Still, he wanted to know: What are the All-Worlds? There were more universes than just this one and Earth’s? Why did it have to be this guy telling him all of this? It was all exactly what Tom would have wanted to hear a month and a half ago staring up at his ceiling, but he had to hear it from a guy who was very probably evil. And this evil guy was promising Tom a part in all of it. A huge part. Leader not just of a bunch of people in what was essentially a junkyard in the middle of a barren plain, but of many, many, many worlds.
Could he maybe just look at the worlds? Did he have to do all the evil stuff, too?

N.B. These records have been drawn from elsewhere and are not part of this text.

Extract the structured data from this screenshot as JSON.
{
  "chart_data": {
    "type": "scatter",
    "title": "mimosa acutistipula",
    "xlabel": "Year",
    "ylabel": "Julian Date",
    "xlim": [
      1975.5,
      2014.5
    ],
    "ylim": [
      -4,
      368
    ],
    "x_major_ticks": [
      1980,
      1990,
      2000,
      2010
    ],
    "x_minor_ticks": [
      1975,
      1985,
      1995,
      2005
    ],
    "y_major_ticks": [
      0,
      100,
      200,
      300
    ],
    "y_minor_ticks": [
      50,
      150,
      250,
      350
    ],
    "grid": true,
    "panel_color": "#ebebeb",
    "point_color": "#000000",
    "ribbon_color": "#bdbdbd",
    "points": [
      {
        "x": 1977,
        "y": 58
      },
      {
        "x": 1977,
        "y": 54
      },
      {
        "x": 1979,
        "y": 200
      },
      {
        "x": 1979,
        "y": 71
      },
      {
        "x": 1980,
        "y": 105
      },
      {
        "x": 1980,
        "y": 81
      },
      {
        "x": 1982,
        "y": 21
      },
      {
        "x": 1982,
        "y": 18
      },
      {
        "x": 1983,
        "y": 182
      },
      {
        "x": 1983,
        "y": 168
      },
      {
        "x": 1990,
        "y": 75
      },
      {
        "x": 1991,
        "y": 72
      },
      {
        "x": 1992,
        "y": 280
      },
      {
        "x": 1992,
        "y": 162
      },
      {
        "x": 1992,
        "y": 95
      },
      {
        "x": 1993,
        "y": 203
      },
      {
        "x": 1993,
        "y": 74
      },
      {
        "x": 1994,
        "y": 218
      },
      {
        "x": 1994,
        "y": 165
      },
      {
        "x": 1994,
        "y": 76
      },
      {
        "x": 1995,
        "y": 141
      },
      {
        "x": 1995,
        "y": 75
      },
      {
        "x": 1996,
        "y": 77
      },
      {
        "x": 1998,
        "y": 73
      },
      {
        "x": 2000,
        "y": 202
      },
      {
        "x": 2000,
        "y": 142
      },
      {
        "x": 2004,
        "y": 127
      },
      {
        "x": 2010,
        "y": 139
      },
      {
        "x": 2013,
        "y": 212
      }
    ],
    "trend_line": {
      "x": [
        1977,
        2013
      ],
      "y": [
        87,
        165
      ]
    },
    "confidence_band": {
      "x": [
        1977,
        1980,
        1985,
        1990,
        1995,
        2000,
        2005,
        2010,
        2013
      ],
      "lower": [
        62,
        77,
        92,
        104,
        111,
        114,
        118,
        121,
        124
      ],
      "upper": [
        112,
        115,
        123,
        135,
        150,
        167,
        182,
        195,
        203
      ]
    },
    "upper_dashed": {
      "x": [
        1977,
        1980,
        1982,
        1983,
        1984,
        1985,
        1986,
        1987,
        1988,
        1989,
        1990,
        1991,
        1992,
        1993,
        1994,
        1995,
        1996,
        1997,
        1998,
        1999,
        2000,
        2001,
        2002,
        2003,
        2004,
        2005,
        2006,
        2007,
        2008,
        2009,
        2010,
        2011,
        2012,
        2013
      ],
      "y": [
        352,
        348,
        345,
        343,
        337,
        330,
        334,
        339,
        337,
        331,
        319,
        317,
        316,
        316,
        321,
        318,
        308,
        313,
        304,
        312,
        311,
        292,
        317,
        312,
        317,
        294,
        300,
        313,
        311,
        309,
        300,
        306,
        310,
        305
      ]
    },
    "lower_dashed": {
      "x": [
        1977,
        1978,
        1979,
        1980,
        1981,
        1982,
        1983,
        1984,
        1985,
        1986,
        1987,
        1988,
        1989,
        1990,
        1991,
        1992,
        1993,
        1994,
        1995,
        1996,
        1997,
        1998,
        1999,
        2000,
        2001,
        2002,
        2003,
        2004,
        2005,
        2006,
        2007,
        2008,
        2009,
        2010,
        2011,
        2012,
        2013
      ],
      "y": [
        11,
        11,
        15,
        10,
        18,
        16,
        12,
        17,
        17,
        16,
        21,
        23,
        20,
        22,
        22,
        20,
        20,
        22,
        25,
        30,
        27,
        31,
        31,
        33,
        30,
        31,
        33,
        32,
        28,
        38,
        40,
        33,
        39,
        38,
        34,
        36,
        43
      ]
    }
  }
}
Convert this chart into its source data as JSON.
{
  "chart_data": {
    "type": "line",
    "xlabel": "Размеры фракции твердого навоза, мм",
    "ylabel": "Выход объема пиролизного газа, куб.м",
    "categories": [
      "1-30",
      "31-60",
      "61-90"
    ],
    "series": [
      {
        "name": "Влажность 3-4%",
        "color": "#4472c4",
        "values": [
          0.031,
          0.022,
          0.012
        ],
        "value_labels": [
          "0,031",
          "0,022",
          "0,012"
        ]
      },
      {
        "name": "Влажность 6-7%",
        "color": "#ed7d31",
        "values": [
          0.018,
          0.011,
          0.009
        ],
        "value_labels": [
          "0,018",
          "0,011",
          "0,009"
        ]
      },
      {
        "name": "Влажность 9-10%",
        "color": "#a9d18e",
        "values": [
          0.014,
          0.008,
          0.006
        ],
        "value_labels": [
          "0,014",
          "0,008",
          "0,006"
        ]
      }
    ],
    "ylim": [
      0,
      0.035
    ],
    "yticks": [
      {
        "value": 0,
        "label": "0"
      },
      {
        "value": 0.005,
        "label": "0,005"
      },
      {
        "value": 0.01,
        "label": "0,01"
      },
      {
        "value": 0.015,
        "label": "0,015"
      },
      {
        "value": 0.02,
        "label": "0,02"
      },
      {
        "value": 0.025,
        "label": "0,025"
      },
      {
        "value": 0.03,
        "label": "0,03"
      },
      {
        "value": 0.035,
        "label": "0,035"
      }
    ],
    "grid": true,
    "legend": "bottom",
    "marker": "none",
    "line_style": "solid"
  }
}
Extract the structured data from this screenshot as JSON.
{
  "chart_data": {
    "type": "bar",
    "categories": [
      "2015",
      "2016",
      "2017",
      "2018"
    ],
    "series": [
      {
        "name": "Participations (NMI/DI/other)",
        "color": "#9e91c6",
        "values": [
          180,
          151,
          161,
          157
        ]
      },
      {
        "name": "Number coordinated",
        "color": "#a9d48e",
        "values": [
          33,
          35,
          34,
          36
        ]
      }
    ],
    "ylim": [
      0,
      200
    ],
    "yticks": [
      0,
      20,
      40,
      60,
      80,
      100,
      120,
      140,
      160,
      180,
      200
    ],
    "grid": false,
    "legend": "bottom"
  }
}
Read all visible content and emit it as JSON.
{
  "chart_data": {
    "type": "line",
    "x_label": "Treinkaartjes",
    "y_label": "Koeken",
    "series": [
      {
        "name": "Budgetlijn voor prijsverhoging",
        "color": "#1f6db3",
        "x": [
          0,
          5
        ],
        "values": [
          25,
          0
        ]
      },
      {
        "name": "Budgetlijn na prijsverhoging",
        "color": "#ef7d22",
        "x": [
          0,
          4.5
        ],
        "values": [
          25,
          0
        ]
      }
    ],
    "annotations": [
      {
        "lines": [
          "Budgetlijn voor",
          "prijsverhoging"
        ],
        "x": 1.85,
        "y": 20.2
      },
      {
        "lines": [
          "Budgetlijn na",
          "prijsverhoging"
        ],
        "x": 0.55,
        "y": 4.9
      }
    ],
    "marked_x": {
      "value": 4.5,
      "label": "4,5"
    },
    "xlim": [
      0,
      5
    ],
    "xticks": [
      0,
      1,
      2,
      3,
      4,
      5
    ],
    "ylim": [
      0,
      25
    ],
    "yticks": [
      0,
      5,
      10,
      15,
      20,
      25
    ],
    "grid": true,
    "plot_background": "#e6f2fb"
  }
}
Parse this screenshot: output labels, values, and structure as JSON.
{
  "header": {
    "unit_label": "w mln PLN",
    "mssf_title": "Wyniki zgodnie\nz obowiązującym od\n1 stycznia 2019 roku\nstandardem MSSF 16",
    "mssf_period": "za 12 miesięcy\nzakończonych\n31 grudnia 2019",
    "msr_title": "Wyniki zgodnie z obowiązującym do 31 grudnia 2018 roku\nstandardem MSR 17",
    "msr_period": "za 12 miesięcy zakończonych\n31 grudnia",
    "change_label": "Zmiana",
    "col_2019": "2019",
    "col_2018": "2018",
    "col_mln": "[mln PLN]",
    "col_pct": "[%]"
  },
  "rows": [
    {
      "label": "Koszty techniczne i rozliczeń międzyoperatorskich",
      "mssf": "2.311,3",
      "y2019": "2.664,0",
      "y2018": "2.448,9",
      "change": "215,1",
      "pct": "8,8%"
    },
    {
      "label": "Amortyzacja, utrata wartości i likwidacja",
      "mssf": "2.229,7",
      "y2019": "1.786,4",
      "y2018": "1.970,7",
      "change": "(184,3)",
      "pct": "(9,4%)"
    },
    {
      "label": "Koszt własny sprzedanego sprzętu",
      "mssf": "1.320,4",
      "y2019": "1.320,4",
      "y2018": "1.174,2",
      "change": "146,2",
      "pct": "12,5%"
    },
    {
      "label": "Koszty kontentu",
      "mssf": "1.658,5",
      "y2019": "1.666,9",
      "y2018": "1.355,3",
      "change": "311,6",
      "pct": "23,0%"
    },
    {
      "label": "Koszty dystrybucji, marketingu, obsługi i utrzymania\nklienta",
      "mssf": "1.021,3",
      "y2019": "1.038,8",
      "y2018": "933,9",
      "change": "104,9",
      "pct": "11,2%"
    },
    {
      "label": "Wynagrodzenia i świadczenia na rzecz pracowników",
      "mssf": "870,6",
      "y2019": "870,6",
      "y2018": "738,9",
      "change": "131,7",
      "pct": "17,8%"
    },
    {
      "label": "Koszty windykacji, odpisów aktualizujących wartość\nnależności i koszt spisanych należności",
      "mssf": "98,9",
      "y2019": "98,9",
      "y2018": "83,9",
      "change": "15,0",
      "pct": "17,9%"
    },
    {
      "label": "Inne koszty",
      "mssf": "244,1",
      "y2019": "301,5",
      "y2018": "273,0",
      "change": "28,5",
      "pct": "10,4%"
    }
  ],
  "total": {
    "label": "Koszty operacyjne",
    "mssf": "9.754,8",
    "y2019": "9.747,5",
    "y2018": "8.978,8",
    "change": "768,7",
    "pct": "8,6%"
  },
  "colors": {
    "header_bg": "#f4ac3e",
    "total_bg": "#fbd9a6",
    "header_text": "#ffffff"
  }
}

“All you need to do to take part in our glorious destiny is this: Tell me the words to bring down the Wall.”
Okay. Now there was no doubt about the evilness.
Doondredge didn’t want Tom to be the Chosen One at all. He only cared about Tom because he thought he was from Crap Kingdom and therefore knew the words to make the Wall disappear. But how had he known to say the “Chosen One”? How had he known what Tom wanted to hear? Then he realized: the Elgg. It hadn’t been reading Tom for qualities of stre
ngth and bravery; it had been scanning his weaknesses, and then showing him an instantly generated 3-D movie based on those weaknesses.
It was that easy. Any fantastic creature could look him in the eyes and tell how much he hated that Kyle had what he had, because it had once been Tom’s but Tom hadn’t known how to appreciate it. And it took Kyle getting it, and loving it, and earning it, to make Tom see what he’d done wrong, and the more he burned with envy, the further away he got from ever getting anything like it again.
Now that Tom knew Doondredge was certain he would betray his friend, he was determined not to. Tom wondered, though: Would he have sold Kyle out if it wasn’t just a trick Doondredge was playing, if it was all real? He didn’t know, and now he would never know, but the fact that there was even any possibility that he might have done it, under the right circumstances, made him feel like the jet-black Vortex he could still see through the unclouded glass floor was actually inside his chest, and always would be.